Jurisdictional structure
- National agency: Timor-Leste
- Operations jurisdiction: Timor-Leste
- Governing body: Ministry of the Interior
- General nature: Civilian police;

Operational structure
- Headquarters: Dili, Timor-Leste
- Police officers: 4,337 (2024)
- Elected officer responsible: Francisco da Costa Guterres, Minister of the Interior;
- Agency executive: Henrique da Costa, Commander General;

Website
- www.pntl.tl

= National Police of Timor-Leste =

The National Police of Timor-Leste (PNTL; Polícia Nacional de Timor-Leste; Polísia Nasionál Timór Lorosa'e) is the national police force of Timor-Leste. It is an armed and uniformed security force under administrative control of the Minister of the Interior. The PNTL's policing philosophy is a community police force. However, in terms of organisation, training, discipline and personnel status is identical to military. Nevertheless, the PNTL does not constitute a military force in the country. As the countrie's only military force is the Timor Leste Defence Force or F-FDTL. The PNTL applies tough line and Command Hierarchy. Its principal mission based on the constitution is to defend democratic legality and maintain internal security, and guaranty security for people and property. The PNTL was established by the UN mission of the United Nations Transitional Administration in East Timor (UNTAET) through the United Nations Police in 2000. The official name of the PNTL chief is Commander General. The current Commander General of the PNTL is Police Commissioner General Henrique da Costa, M.Si.

==History==
=== Background ===
During the Indonesian occupation, the East Timor Regional Police (Indonesian: Kepolisian Daerah Timor Timur or Polda Timtim) was responsible for law enforcement in East Timor. Polda Timtim dissolved just prior to the August 1999 East Timorese independence referendum, though up to 8,000 Indonesian police officers remained in the country during the referendum and the violence that followed. A 300-strong United Nations police force, which arrived in May 1999 to advise the Indonesian police and help maintain security during the referendum, was also present during this period. After the referendum, most police officers withdrew across the land border into Indonesian West Timor.

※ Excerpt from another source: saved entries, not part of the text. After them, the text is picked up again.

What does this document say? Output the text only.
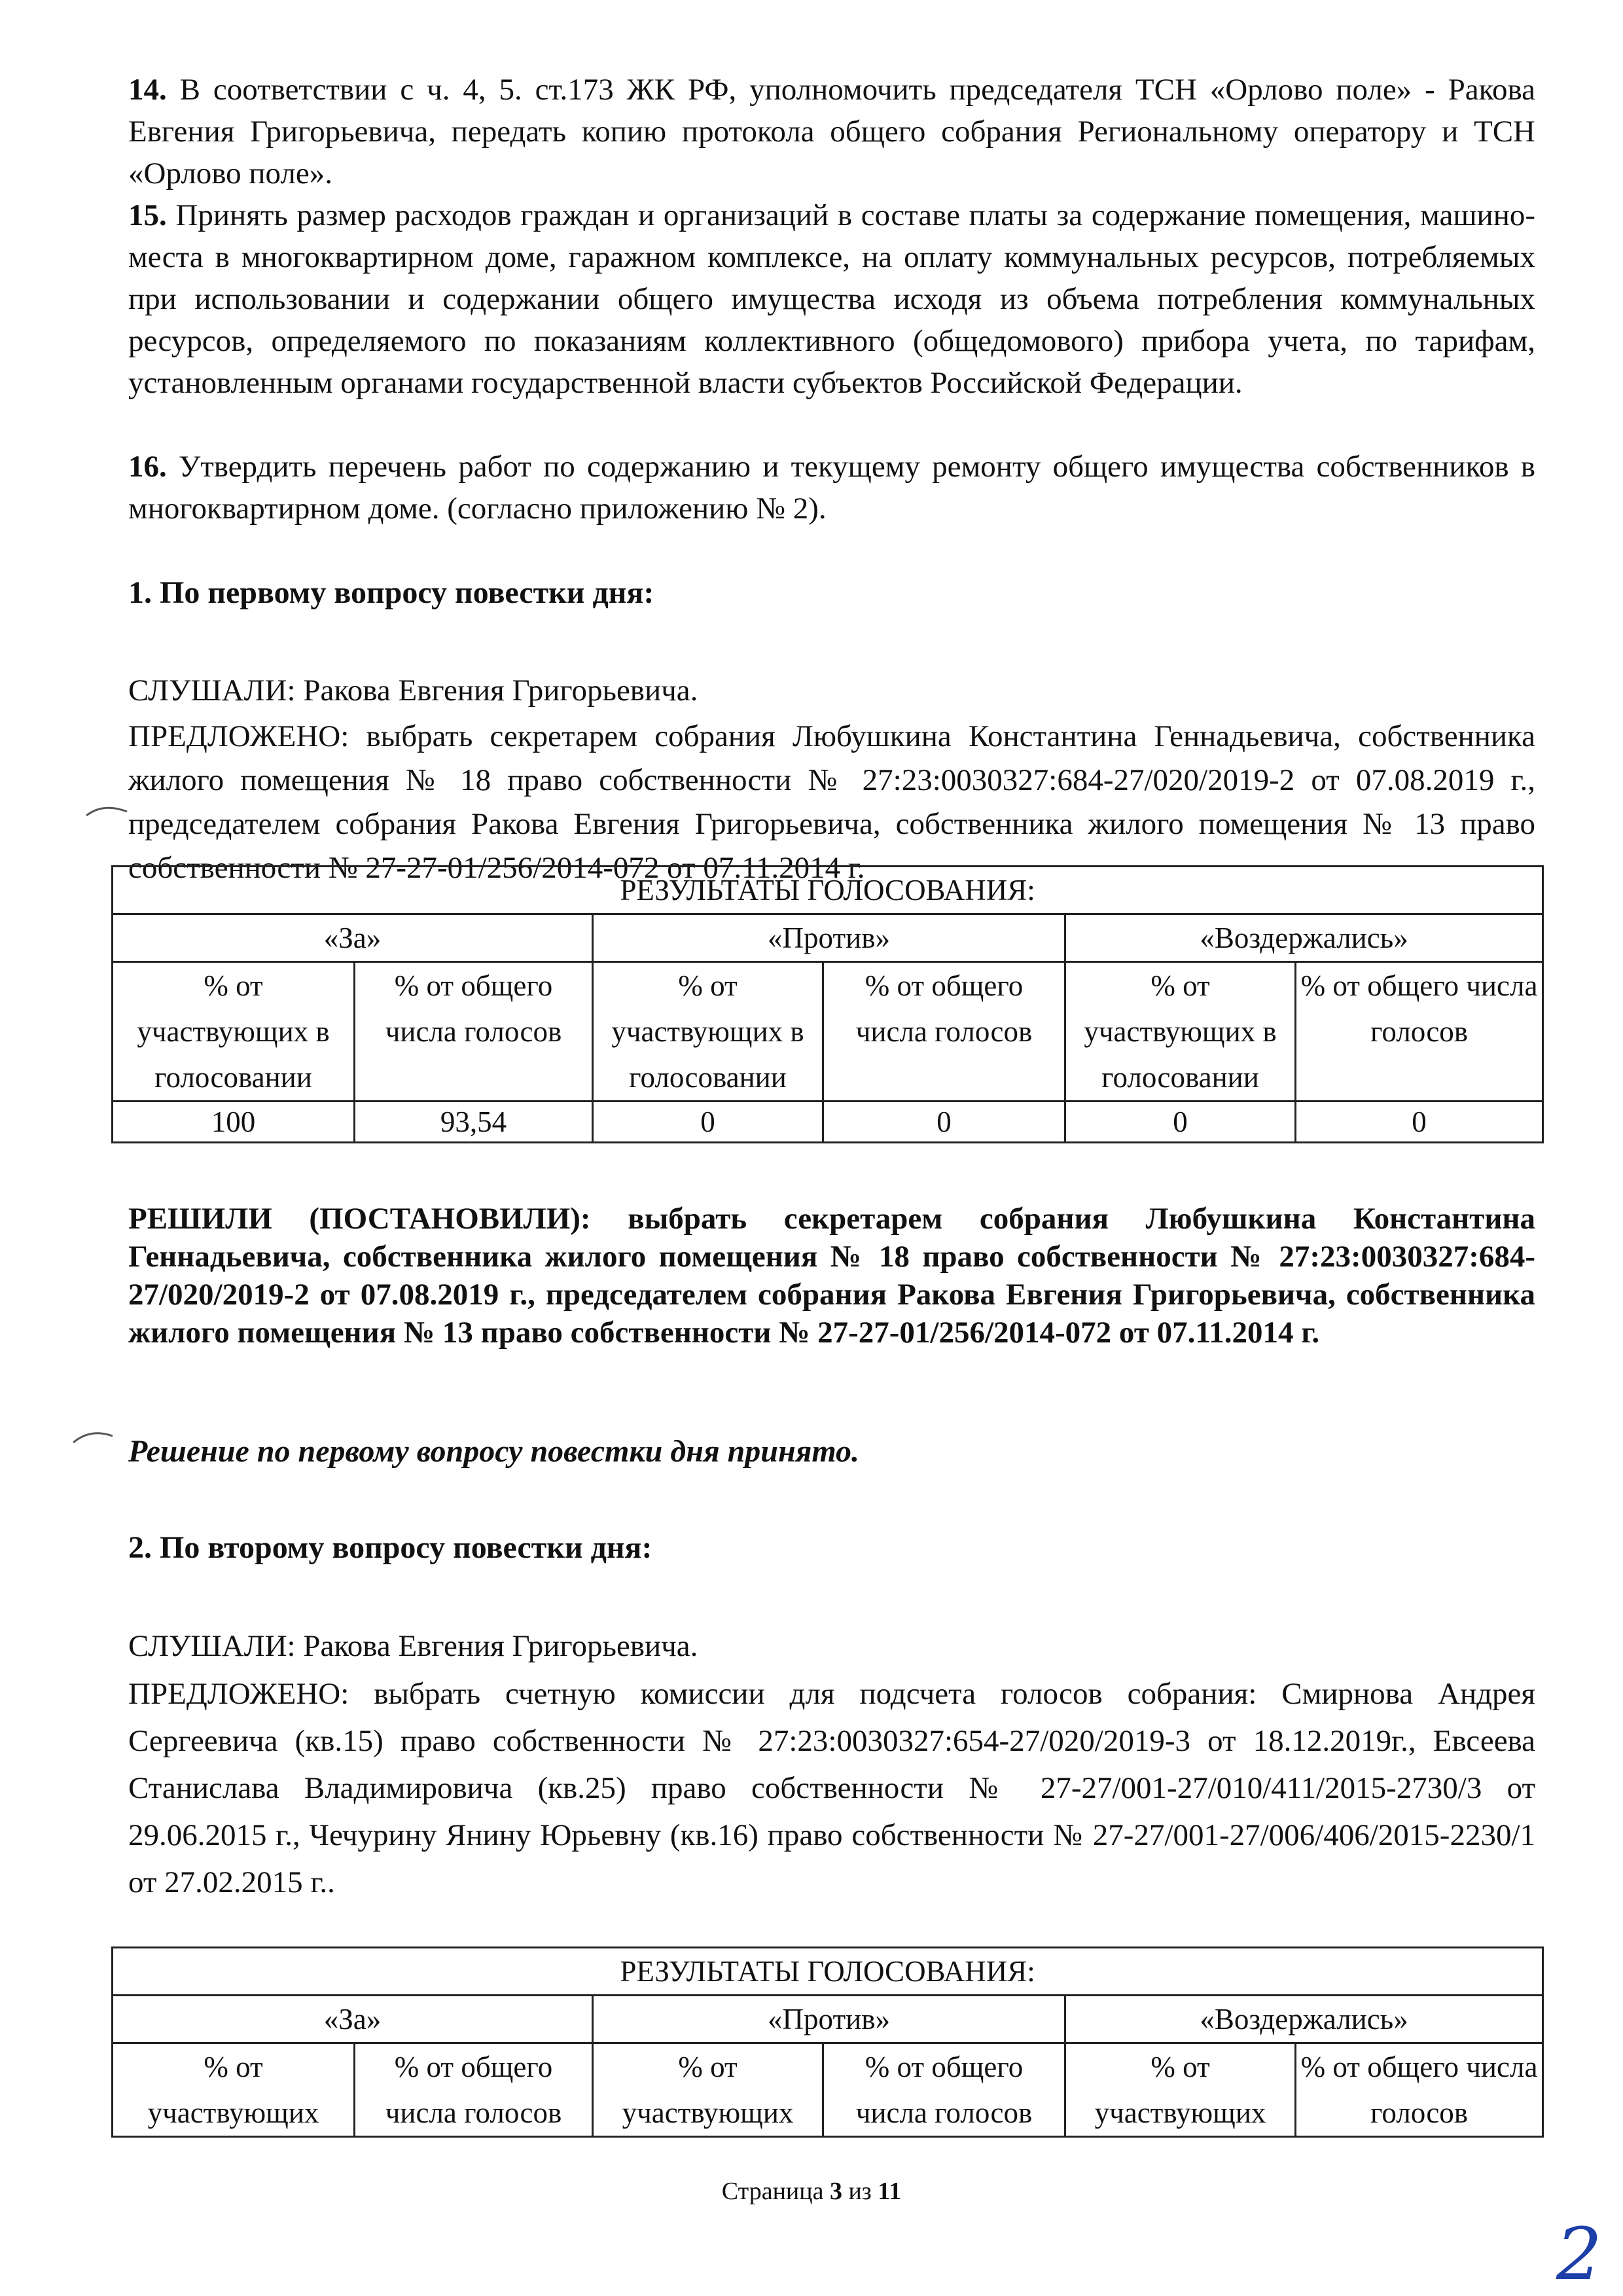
14. В соответствии с ч. 4, 5. ст.173 ЖК РФ, уполномочить председателя ТСН «Орлово поле» - Ракова Евгения Григорьевича, передать копию протокола общего собрания Региональному оператору и ТСН «Орлово поле».

15. Принять размер расходов граждан и организаций в составе платы за содержание помещения, машино-места в многоквартирном доме, гаражном комплексе, на оплату коммунальных ресурсов, потребляемых при использовании и содержании общего имущества исходя из объема потребления коммунальных ресурсов, определяемого по показаниям коллективного (общедомового) прибора учета, по тарифам, установленным органами государственной власти субъектов Российской Федерации.

16. Утвердить перечень работ по содержанию и текущему ремонту общего имущества собственников в многоквартирном доме. (согласно приложению № 2).

1. По первому вопросу повестки дня:

СЛУШАЛИ: Ракова Евгения Григорьевича.

ПРЕДЛОЖЕНО: выбрать секретарем собрания Любушкина Константина Геннадьевича, собственника жилого помещения № 18 право собственности № 27:23:0030327:684-27/020/2019-2 от 07.08.2019 г., председателем собрания Ракова Евгения Григорьевича, собственника жилого помещения № 13 право собственности № 27-27-01/256/2014-072 от 07.11.2014 г.

РЕЗУЛЬТАТЫ ГОЛОСОВАНИЯ:					
«За»		«Против»		«Воздержались»	
% от участвующих в голосовании	% от общего числа голосов	% от участвующих в голосовании	% от общего числа голосов	% от участвующих в голосовании	% от общего числа голосов
100	93,54	0	0	0	0

РЕШИЛИ (ПОСТАНОВИЛИ): выбрать секретарем собрания Любушкина Константина Геннадьевича, собственника жилого помещения № 18 право собственности № 27:23:0030327:684-27/020/2019-2 от 07.08.2019 г., председателем собрания Ракова Евгения Григорьевича, собственника жилого помещения № 13 право собственности № 27-27-01/256/2014-072 от 07.11.2014 г.

Решение по первому вопросу повестки дня принято.

2. По второму вопросу повестки дня:

СЛУШАЛИ: Ракова Евгения Григорьевича.

ПРЕДЛОЖЕНО: выбрать счетную комиссии для подсчета голосов собрания: Смирнова Андрея Сергеевича (кв.15) право собственности № 27:23:0030327:654-27/020/2019-3 от 18.12.2019г., Евсеева Станислава Владимировича (кв.25) право собственности № 27-27/001-27/010/411/2015-2730/3 от 29.06.2015 г., Чечурину Янину Юрьевну (кв.16) право собственности № 27-27/001-27/006/406/2015-2230/1 от 27.02.2015 г..

РЕЗУЛЬТАТЫ ГОЛОСОВАНИЯ:					
«За»		«Против»		«Воздержались»	
% от участвующих	% от общего числа голосов	% от участвующих	% от общего числа голосов	% от участвующих	% от общего числа голосов
Страница 3 из 11
2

=== Formation and early development ===
In October 1999, the United Nations Transitional Administration in East Timor (UNTAET) assumed responsibility for law enforcement and internal security in the country. Between 2000–2002, more than 1,600 UN Civilian Police (CivPol) were deployed, with executive policing authority. From the start, UNTAET gave significant attention to the development of a police force, with US$4.3 million budgeted in 2000–2001 and plans to recruit 3,000 officers. An extensive recruitment drive was carried out in early 2000, with more than 12,000 applicants for the first cohort of 150 recruits. The new East Timor Police Training College opened in Dili to its first class of 50 cadets—39 men and 11 women—on 27 March 2000. This date is recognized by the government of Timor-Leste as the foundation of the PNTL. The first 50 cadets graduated from the police academy on 11 July 2000 after a three-month course and were deployed to their home districts for another three months of on-the-job training.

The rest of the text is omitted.